Page 6 of Second to None

“You thought it might be the end of Neon Circuit,” he finished for me, his tone far too gentle.

“Yeah. Turns out it was the end of it anyway.” Because Levi and I hadn’t been able to keep it together, not even for the others. I’d hated him for making me choose, hated myself for being too much of a coward to choose him. And he’d been... hurt, mostly. Drained. Boozing it up, hardly even looking at me unless it was for the cameras, and even then it was just flickering glances. I’d fared no better. The end had come as a relief.

God. What a fucking mess we’d made.

“If you could do it all over again…” Mason raised his beer but didn’t drink, watching me with heavy eyes. “Would you do it differently?”

I didn’t hesitate. “Yes.”

“You’d pick Levi?”

“Yes.”

Mason was quiet for a beat. “And that’s why you want to get us back together?”

It sounded selfish. Itwas. Levi had stepped clean into the shadows as soon as he could—some rumors about rehab, and then I’d stopped checking, too twisted up in guilt and regret. I’d lost Ellis and Jace for a bit too, promoted their solo efforts but didn’t talk to them because what if they blamed me? As they should.

Mason was the only one who refused to let me be, a boomerang that kept coming back until I stopped trying to lock him out. I loved him for it. One night, I’d come over to his place only to find Jace and Ellis already there, and it had been... fuck. I’d missed them like a phantom limb. And it turned out they didn’t hate me, so I threw myself back into those friendships like we’d never stopped, even as both of them left the stage behind and Jace moved to London.
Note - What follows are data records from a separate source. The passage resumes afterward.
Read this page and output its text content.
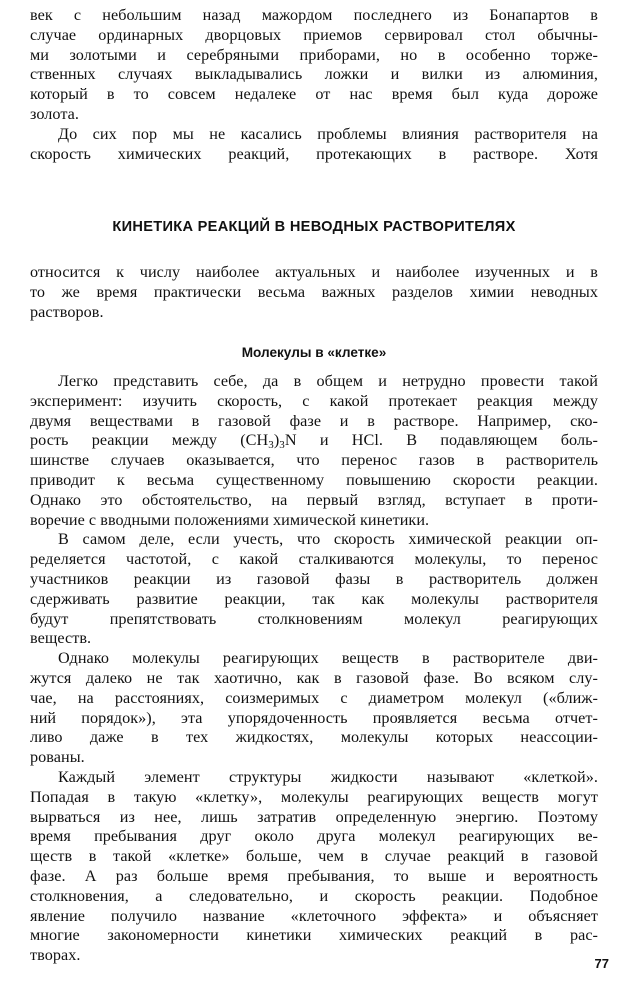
век с небольшим назад мажордом последнего из Бонапартов в
случае ординарных дворцовых приемов сервировал стол обычны-
ми золотыми и серебряными приборами, но в особенно торже-
ственных случаях выкладывались ложки и вилки из алюминия,
который в то совсем недалеке от нас время был куда дороже
золота.
До сих пор мы не касались проблемы влияния растворителя на
скорость химических реакций, протекающих в растворе. Хотя
КИНЕТИКА РЕАКЦИЙ В НЕВОДНЫХ РАСТВОРИТЕЛЯХ
относится к числу наиболее актуальных и наиболее изученных и в
то же время практически весьма важных разделов химии неводных
растворов.
Молекулы в «клетке»
Легко представить себе, да в общем и нетрудно провести такой
эксперимент: изучить скорость, с какой протекает реакция между
двумя веществами в газовой фазе и в растворе. Например, ско-
рость реакции между $(CH_3)_3N$ и HCl. В подавляющем боль-
шинстве случаев оказывается, что перенос газов в растворитель
приводит к весьма существенному повышению скорости реакции.
Однако это обстоятельство, на первый взгляд, вступает в проти-
воречие с вводными положениями химической кинетики.
В самом деле, если учесть, что скорость химической реакции оп-
ределяется частотой, с какой сталкиваются молекулы, то перенос
участников реакции из газовой фазы в растворитель должен
сдерживать развитие реакции, так как молекулы растворителя
будут препятствовать столкновениям молекул реагирующих
веществ.
Однако молекулы реагирующих веществ в растворителе дви-
жутся далеко не так хаотично, как в газовой фазе. Во всяком слу-
чае, на расстояниях, соизмеримых с диаметром молекул («ближ-
ний порядок»), эта упорядоченность проявляется весьма отчет-
ливо даже в тех жидкостях, молекулы которых неассоции-
рованы.
Каждый элемент структуры жидкости называют «клеткой».
Попадая в такую «клетку», молекулы реагирующих веществ могут
вырваться из нее, лишь затратив определенную энергию. Поэтому
время пребывания друг около друга молекул реагирующих ве-
ществ в такой «клетке» больше, чем в случае реакций в газовой
фазе. А раз больше время пребывания, то выше и вероятность
столкновения, а следовательно, и скорость реакции. Подобное
явление получило название «клеточного эффекта» и объясняет
многие закономерности кинетики химических реакций в рас-
творах.	77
I didn’t ask how Levi was, and the others didn’t offer.

The idea of rounding them up for a charity performance? Sure, it was for cancer research. But it would be for me, too—assuage my guilt, see Levi again without exposing myself to his immediate rejection. Selfish, yeah.

“I just...” I tipped my head back, the city lights throwing a hazy glow up into the sky, the outline of distant hills melting into inky blue. “It’s like I didn’t really know myself back then. Fame, fans, tons of money rolling in—I thought I needed that to be happy.”

“Easy mistake to make.” Mason’s tone was wry.

“You never seemed to be terribly hung up on it.”

“I’m a man of simple needs,” he stated grandly, then snorted. “Nah, seriously—it’s all nice. Not about to kick a great paycheck and a round of applause out of bed, if you know what I mean. But at the end of the day, I’d rather not tie my sense of self-worth to something so temporary.”

Been there, done that, made the bad decisions to prove it.

“When did you become the smart one?” I asked.

“I hide it well.”

I managed a smile that lasted just a second. “It’s, you know. Not fun, realizing that you’ve wasted years chasing after the wrong thing.”

Mason stretched to tap our bottles together. “To growing up?”

“Whatever that means,” I said.

“Understanding that more often than not, it’s the things we didn’t do that we regret?”

“Amen.”

Silence fell between us, offset by the quiet hum of the city and the occasional rustle of a night breeze in the trees. It felt peaceful even as wistfulness clung to the tips of my thoughts.

“Talk to Ellis and Jace,” Mason said into the lull. “If you get them on board, I’ll talk to Levi.”

Oh God.

“Really?” My voice shook slightly, and Mason tossed me a quick, sweet smile outlined by the shimmering pool lights.

“Well, hey. It’s for charity, isn’t it?”